Quote Originally Posted by OneMileCrash View Post
Alright, I gave in and looked at my solutions manual.

They're going from:

|\frac{-5(x-4)}{ (\sqrt{x-3} )(\sqrt{2x-1}-\sqrt{7x-21}  )} |

To

|x-4| \times \frac{5}}{ (\sqrt{x-3)(\sqrt{2x-1}-\sqrt{7x-21}  )}

Why is it legal for me to just take the ABV out of that whole division operation? The abv would have previously been of the denominator too, but now it isn't, shouldn't that matter?
if we let a = x-4, and b the ugly denominator, we have |-5a/b| = |-5a|/|b| = |-5||a|/|b| = 5|a|/|b|.

as noted in prevous posts, we have to have x > 3, so one factor of the denominator > 0.

is the solution from your manual really the difference √(2x-1) - √(7x-21)? it seems that this should be a sum

(because as x-->4, √(2x-1) - √(7x-21) --> √7 - √7 = 0, which means the reciprocal would be unbounded).

again, it should be clear that if x > 3, x > 1, so √(2x-1) > 0, and √(7x - 21) > 0, so their sum is positive.

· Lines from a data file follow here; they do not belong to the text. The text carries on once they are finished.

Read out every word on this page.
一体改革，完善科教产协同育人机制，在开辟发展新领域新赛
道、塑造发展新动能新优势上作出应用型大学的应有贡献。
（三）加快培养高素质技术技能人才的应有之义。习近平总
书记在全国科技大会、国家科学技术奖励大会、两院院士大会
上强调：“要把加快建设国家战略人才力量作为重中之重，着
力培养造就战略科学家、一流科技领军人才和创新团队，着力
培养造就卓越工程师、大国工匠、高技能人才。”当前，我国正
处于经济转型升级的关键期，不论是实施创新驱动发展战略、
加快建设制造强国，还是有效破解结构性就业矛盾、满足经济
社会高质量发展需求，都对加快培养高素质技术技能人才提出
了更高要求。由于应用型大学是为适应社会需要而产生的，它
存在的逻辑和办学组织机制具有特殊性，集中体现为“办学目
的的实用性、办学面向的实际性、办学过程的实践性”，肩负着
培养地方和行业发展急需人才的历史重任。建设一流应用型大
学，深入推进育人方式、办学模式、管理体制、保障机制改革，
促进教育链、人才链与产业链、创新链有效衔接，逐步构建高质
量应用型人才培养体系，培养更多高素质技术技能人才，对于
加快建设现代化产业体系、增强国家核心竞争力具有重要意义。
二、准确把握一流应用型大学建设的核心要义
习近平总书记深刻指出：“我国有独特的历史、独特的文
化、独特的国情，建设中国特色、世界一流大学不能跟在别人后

and i just realized something: in all my previous posts, i had this term as √(7x+21) (this stems from it being wrong in your post #8).

however, the arguments are still valid, because x > 3.5 > 3, so 7x-21 > 0, which is all my argument requires.

one thing about proofs of this nature is: watch your signs! i count at least 4 sign errors that have occured in this thread, 3 of which completely derail

your proof. anyway, continuing....

since both factors in your denominator are positive (by suitably keeping x "close enough to 4"), the absolute value delimiter can be removed.

that is, in our "shorthand" 5|a|/|b| = 5|a|/b, since b > 0.